田生蘭面上沒有什麼異常,想了想道︰「議和對明廷固然有好處,可是只怕議和的消息傳出,勢必會引發大臣們的反彈,與建奴議和……不是簡單的事。」

歷史上,崇禎皇帝還真有想和建奴人議和過,不過也如田生蘭所說的那樣,立即引發了巨大的爭議,而崇禎皇帝害怕鬧出事來,便矢口否認。

張靜一卻笑了笑道︰「當今皇上,老早就被人罵作是昏君了,難道還怕百官們的議論嗎?」

田生蘭微微皺眉。

張靜一又道︰「派皇太極去,自是展現我們的誠意,此次互市,勢在必得。」

張靜一又道︰「可是一旦如果能夠議和,這就意味著,大明可以和建奴人光明正大的互市,那麼……田先生,我倒是想問,這個時候……還有人需要你們這些走私的商賈嗎?」

田生蘭連忙道︰「就算是可以互市……可是,也有人需要有兩手準備。

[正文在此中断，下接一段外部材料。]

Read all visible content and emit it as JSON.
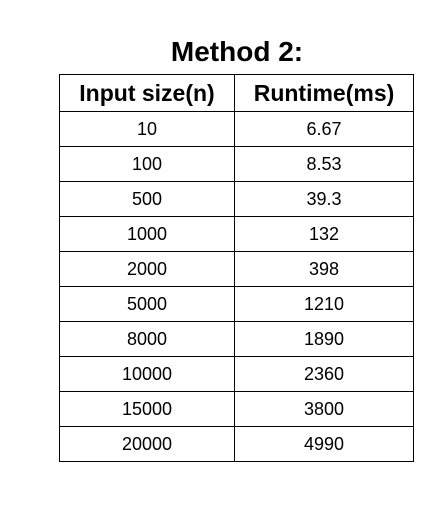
{
  "title": "Method 2:",
  "table": {
    "headers": [
      "Input size(n)",
      "Runtime(ms)"
    ],
    "rows": [
      [
        "10",
        "6.67"
      ],
      [
        "100",
        "8.53"
      ],
      [
        "500",
        "39.3"
      ],
      [
        "1000",
        "132"
      ],
      [
        "2000",
        "398"
      ],
      [
        "5000",
        "1210"
      ],
      [
        "8000",
        "1890"
      ],
      [
        "10000",
        "2360"
      ],
      [
        "15000",
        "3800"
      ],
      [
        "20000",
        "4990"
      ]
    ]
  }
}
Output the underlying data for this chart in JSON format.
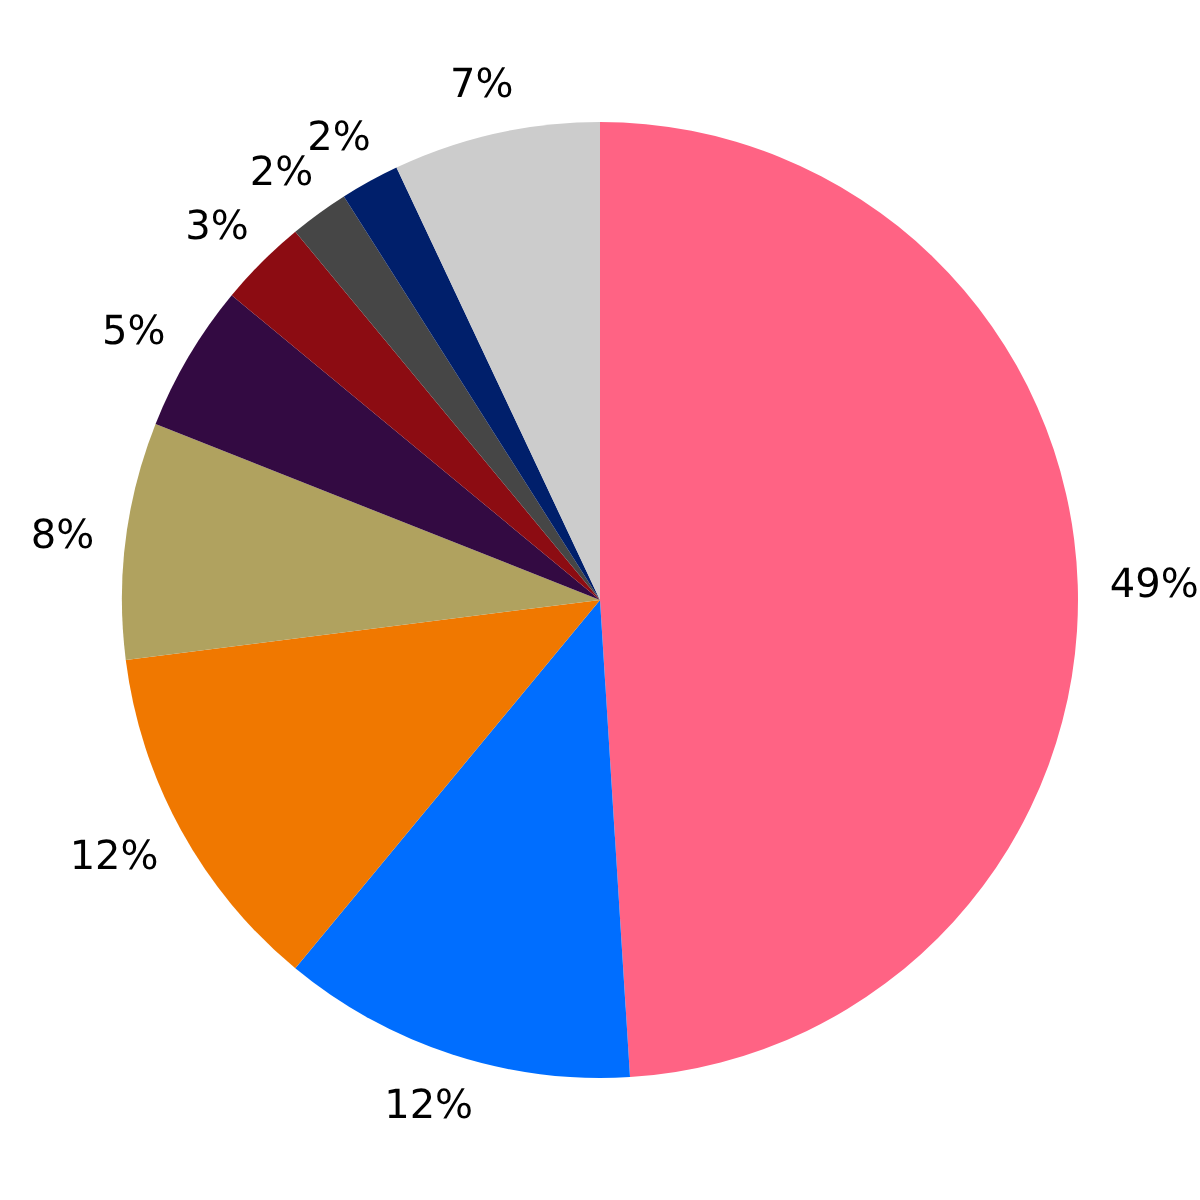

」

「這話沒錯。」張靜一點點頭︰「確實是該有兩手準備,可是你別忘了,你們這一只手,其實已經被斬斷了,所以根本就不存在兩手準備,只要那邊恰談好,想來用不了多久,你們便無路可走了。」

田生蘭深吸一口氣︰「呵……蒙古人還是頗講信用的。」

他的意思是,科爾沁部此前肯定承諾過他們什麼。

張靜一道︰「任何的人的信用,都在于對方的實力,而你們是什麼呢?不過是一群廢物而已,到時,自是任打任殺。你放心吧,用不了多久,便會有結果了。到時,你們一家人,便可以齊齊整整的在此團圓了。」

田生蘭听罷,臉色開始微微有些變了,語氣也不由地變得急躁了許多︰「你說這些沒用,我不會說。」

「我知道你不會說。」

說罷,張靜一起身,打了個哈欠道︰「其實我也沒打算讓你說,既然讓人去和建奴人議和,就根本沒有想過在這個時候,能從你嘴里挖出什麼來。等你全家老幼統統來了這里,你不說的東西,自然會有人說,只是到了那時候……呵呵……」

一聲呵呵,似是帶著森然,令田生蘭的臉色又難看了一些。

張靜一說罷,再沒有停留,轉身就走。

出了審訊室,鄧健在外頭候著,張靜一低聲道︰「你小心的讓人看管,這幾日,他一定會焦慮不安,不過我們可以先將他晾一晾。」

鄧健點頭︰「這個好說。」

過了五六日後,鄧健跑到張靜一的跟前道︰「那田生蘭要見侯爺。」

張靜一不以為然地道︰「告訴他,有什麼事,和你說,我不見。」

鄧健卻苦笑道︰「他說有話只和你說。」

張靜一不屑于顧的樣子,只吐出了兩個字︰「不見。」

對付田生蘭這樣的人,就是要引起他的焦慮。

而販賣焦慮,在後世簡直就是再平常不過的事,任何一個新媒體或者是商業營銷,都將這焦慮的販賣玩得爐火純青。

人一旦開始焦慮,就會胡思亂想。

而在一個幽閉的環境之下,這種胡思亂想就會不斷的放大。

看來那田生蘭,已經有些急了。

張靜一則是換了欽賜的麒麟服,前去西苑見駕。

今日天啟皇帝在勤政殿中批閱奏疏。

流寇的情況,並沒有緩解,反而愈演愈烈,這流寇已經開始蔓延至漢口一帶。

不過張靜一對于流寇,卻不甚重視,因為眼下受害最大的,恰恰是那些地方豪紳,和我張靜一有什麼關系!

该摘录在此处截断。